For certain types of cancer, biopsy results are also used to determine the cancer stage. The American Joint Committee on Cancer has developed the “TNM” staging system, which considers three features of the cancer: the size of the main tumor (T), the number of affected lymph nodes (N) and the presence of metastasis (M). Doctors can use the cancer stage to guide treatment.

If the biopsy is negative, the cancer is unlikely to be metastatic, and no further lymph node surgery is needed.

Are there any side effects from the biopsy?

Since lymph vessels are cut during the biopsy, lymph fluid can sometimes accumulate in that area, causing a seroma (a pocket of fluid). Any time lymph nodes are removed from the axilla there is also a risk of lymphedema. This can be an ongoing problem, but physical therapy and other treatments can help. Patients may also experience loss of sensation and decreased range of motion in the area.

What makes Yale Medicine’s approach to sentinel lymph node biopsy unique?
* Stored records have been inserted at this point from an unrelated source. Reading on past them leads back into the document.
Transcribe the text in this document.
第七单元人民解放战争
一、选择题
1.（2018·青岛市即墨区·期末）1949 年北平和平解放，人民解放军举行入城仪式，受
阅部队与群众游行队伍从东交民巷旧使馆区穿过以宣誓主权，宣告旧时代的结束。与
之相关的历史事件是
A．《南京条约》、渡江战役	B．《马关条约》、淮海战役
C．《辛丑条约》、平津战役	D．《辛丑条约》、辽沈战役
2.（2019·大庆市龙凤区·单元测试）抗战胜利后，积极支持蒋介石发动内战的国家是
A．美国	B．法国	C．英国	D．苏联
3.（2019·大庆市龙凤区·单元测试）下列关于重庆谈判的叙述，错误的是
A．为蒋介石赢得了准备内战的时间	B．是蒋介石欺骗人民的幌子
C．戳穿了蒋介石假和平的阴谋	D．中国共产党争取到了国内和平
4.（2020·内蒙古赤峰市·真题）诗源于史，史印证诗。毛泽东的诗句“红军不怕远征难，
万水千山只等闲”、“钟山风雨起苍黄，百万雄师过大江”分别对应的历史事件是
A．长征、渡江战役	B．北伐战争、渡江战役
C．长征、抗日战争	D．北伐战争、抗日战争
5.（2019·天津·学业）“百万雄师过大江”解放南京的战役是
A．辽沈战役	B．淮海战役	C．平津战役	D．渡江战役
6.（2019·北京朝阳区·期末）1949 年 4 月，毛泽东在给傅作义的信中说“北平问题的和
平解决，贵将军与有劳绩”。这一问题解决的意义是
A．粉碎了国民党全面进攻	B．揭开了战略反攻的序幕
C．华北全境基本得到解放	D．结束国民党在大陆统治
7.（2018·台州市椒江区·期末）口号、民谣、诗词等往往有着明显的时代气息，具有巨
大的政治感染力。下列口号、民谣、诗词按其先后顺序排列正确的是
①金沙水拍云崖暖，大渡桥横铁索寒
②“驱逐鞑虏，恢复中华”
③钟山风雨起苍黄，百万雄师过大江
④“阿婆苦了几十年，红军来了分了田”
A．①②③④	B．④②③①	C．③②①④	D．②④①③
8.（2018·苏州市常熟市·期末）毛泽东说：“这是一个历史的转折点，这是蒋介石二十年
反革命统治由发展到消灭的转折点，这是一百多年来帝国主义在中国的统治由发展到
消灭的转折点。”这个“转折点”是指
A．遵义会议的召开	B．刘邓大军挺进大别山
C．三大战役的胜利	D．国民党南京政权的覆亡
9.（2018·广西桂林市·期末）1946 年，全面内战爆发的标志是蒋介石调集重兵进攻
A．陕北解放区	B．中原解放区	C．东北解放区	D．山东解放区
The sentinel lymph node biopsy for breast cancer is routinely performed by Yale Medicine breast surgeons, who are all experts in this technique, at Yale Cancer Center’s Breast Center, located at Smilow Cancer Hospital. 

“The management of the axillary lymph nodes for early-stage breast cancer patients has continued to evolve,” says Dr. Killelea. “And these days patients who are undergoing lumpectomy can sometimes avoid axillary dissection—even if they have one or two lymph nodes with cancer. I would encourage patients to discuss the sentinel node biopsy and need for additional surgery with their breast surgeon.”